HARARE – Zimbabwe recorded nearly US$1 billion trade deficit in the eight months to August 2021 Zimbabwe after imported goods at US$4,74 billion, outstripped exports of US$3,75 billion during the period, recent trade data released by ZimStat show.
On a monthly basis August exports stood at US$597 million while imports for the same period came in at US$629 million, resulting in a trade deficit of US$31,9 million, 18 percent lower than the US$39 million deficit realised in July 2021.
Zimbabwe’s major imports in the eight months to August were petrol worth US$209 million, diesel US$191,9 million, maize US$110 million mainly. Electricity valued at US$110 million, rice US$17,5 million, and broken rice worth US$73 million were imported in the period under review.
Cumulatively, petrol, diesel, maize, electricity and rice accounted for 35 percent of Zimbabwe’s total imports in the eight months period, with many other small volumes of various items and services making up the balance.
The ravaging impact of Covid-19 and a weakening Zimbabwe dollar have all aided weak domestic demand for goods and services and a fall in both local and global economic activity.
Locally this can be seen by trends noticed in the import data with raw materials such as fertilized eggs, soya beans, and bottles which averaged over a million dollars a month but in the past two years averaged around US$750 000 a month.
Zimbabwe however still needs to work on its manufactured goods as they only accounted for 6,46 percent of goods exported up from 4,77 percent in the same period last year.
With a target of 30 percent of exports expected to be manufactured goods, the country needs to be more active on making the initiatives for local production to be increased despite increasing 1,91 percent month on month.

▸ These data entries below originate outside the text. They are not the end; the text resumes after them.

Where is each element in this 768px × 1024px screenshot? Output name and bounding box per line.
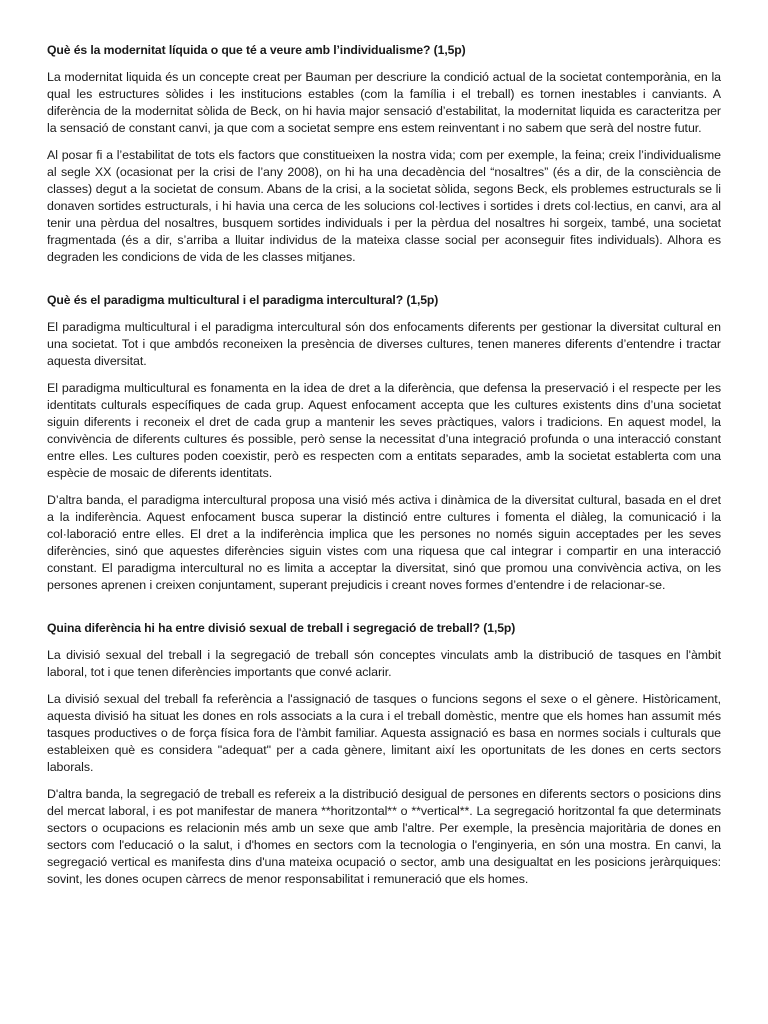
answer-paragraph: La divisió sexual del treball fa referència a l'assignació de tasques o funcions segons el sexe o el gènere. Històricament, aquesta divisió ha situat les dones en rols associats a la cura i el treball domèstic, mentre que els homes han assumit més tasques productives o de força física fora de l'àmbit familiar. Aquesta assignació es basa en normes socials i culturals que estableixen què es considera "adequat" per a cada gènere, limitant així les oportunitats de les dones en certs sectors laborals. [47,692,721,774]
answer-paragraph: El paradigma multicultural es fonamenta en la idea de dret a la diferència, que defensa la preservació i el respecte per les identitats culturals específiques de cada grup. Aquest enfocament accepta que les cultures existents dins d’una societat siguin diferents i reconeix el dret de cada grup a mantenir les seves pràctiques, valors i tradicions. En aquest model, la convivència de diferents cultures és possible, però sense la necessitat d’una integració profunda o una interacció constant entre elles. Les cultures poden coexistir, però es respecten com a entitats separades, amb la societat establerta com una espècie de mosaic de diferents identitats. [47,381,721,480]
question-heading: Quina diferència hi ha entre divisió sexual de treball i segregació de treball? (1,5p) [47,621,516,635]
section-divisio-sexual-treball [47,620,721,888]
answer-paragraph: La modernitat liquida és un concepte creat per Bauman per descriure la condició actual de la societat contemporània, en la qual les estructures sòlides i les institucions estables (com la família i el treball) es tornen inestables i canviants. A diferència de la modernitat sòlida de Beck, on hi havia major sensació d’estabilitat, la modernitat liquida es caracteritza per la sensació de constant canvi, ja que com a societat sempre ens estem reinventant i no sabem que serà del nostre futur. [47,70,721,135]
answer-paragraph: El paradigma multicultural i el paradigma intercultural són dos enfocaments diferents per gestionar la diversitat cultural en una societat. Tot i que ambdós reconeixen la presència de diverses cultures, tenen maneres diferents d’entendre i tractar aquesta diversitat. [47,320,721,368]
answer-paragraph: Al posar fi a l’estabilitat de tots els factors que constitueixen la nostra vida; com per exemple, la feina; creix l’individualisme al segle XX (ocasionat per la crisi de l’any 2008), on hi ha una decadència del “nosaltres” (és a dir, de la consciència de classes) degut a la societat de consum. Abans de la crisi, a la societat sòlida, segons Beck, els problemes estructurals se li donaven sortides estructurals, i hi havia una cerca de les solucions col·lectives i sortides i drets col·lectius, en canvi, ara al tenir una pèrdua del nosaltres, busquem sortides individuals i per la pèrdua del nosaltres hi sorgeix, també, una societat fragmentada (és a dir, s’arriba a lluitar individus de la mateixa classe social per aconseguir fites individuals). Alhora es degraden les condicions de vida de les classes mitjanes. [47,148,721,264]
answer-paragraph: D'altra banda, la segregació de treball es refereix a la distribució desigual de persones en diferents sectors o posicions dins del mercat laboral, i es pot manifestar de manera **horitzontal** o **vertical**. La segregació horitzontal fa que determinats sectors o ocupacions es relacionin més amb un sexe que amb l'altre. Per exemple, la presència majoritària de dones en sectors com l'educació o la salut, i d'homes en sectors com la tecnologia o l'enginyeria, en són una mostra. En canvi, la segregació vertical es manifesta dins d'una mateixa ocupació o sector, amb una desigualtat en les posicions jeràrquiques: sovint, les dones ocupen càrrecs de menor responsabilitat i remuneració que els homes. [47,787,721,886]
answer-paragraph: D’altra banda, el paradigma intercultural proposa una visió més activa i dinàmica de la diversitat cultural, basada en el dret a la indiferència. Aquest enfocament busca superar la distinció entre cultures i fomenta el diàleg, la comunicació i la col·laboració entre elles. El dret a la indiferència implica que les persones no només siguin acceptades per les seves diferències, sinó que aquestes diferències siguin vistes com una riquesa que cal integrar i compartir en una interacció constant. El paradigma intercultural no es limita a acceptar la diversitat, sinó que promou una convivència activa, on les persones aprenen i creixen conjuntament, superant prejudicis i creant noves formes d’entendre i de relacionar-se. [47,493,721,592]
section-paradigma-multicultural [47,292,721,594]
question-heading: Què és la modernitat líquida o que té a veure amb l’individualisme? (1,5p) [47,43,466,57]
question-heading: Què és el paradigma multicultural i el paradigma intercultural? (1,5p) [47,293,439,307]
answer-paragraph: La divisió sexual del treball i la segregació de treball són conceptes vinculats amb la distribució de tasques en l'àmbit laboral, tot i que tenen diferències importants que convé aclarir. [47,648,721,679]
document-page [47,42,721,898]
section-modernitat-liquida [47,42,721,266]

This has been as a result of better policies, including the swift response to Covid-19, that has caused companies to scale up production as well as improved availability of electricity and clean water, which has caused temporary relief for companies.
Zimbabwe has vast mineral resources which the country needs to convert to products in order to realize more value than being a price taker on the raw product.
Exports by country were dominated by South Africa which saw goods from Zimbabwe worth US$1,56 billion in the eight months to August.
The United Arab Emirates remains one of Zimbabwe export destinations with the country receiving goods worth US$985,5 million as Mozambique acquired goods worth US$334 million.
The three countries constituted 72 percent of our exports. The trend is likely to continue in the third quarter since most companies are now stocking for the Christmas and closed periods.
This also rests on the possibility that a second wave of the pandemic does not lead to another round of economic shutdowns to our trading partners. South Africa dominated our imports with the country selling us goods worth US$2,1 billion in the first eight months of 2021.
Singapore, which is where Zimbabwe procure our fuel came in second with US$632 million.
The country saw a slow first half of the year in which Covid-19 hit and forced the country to resort to lockdowns in order to reduce the spread of the virus.
The country was unable to export or import unnecessary goods and services in the period.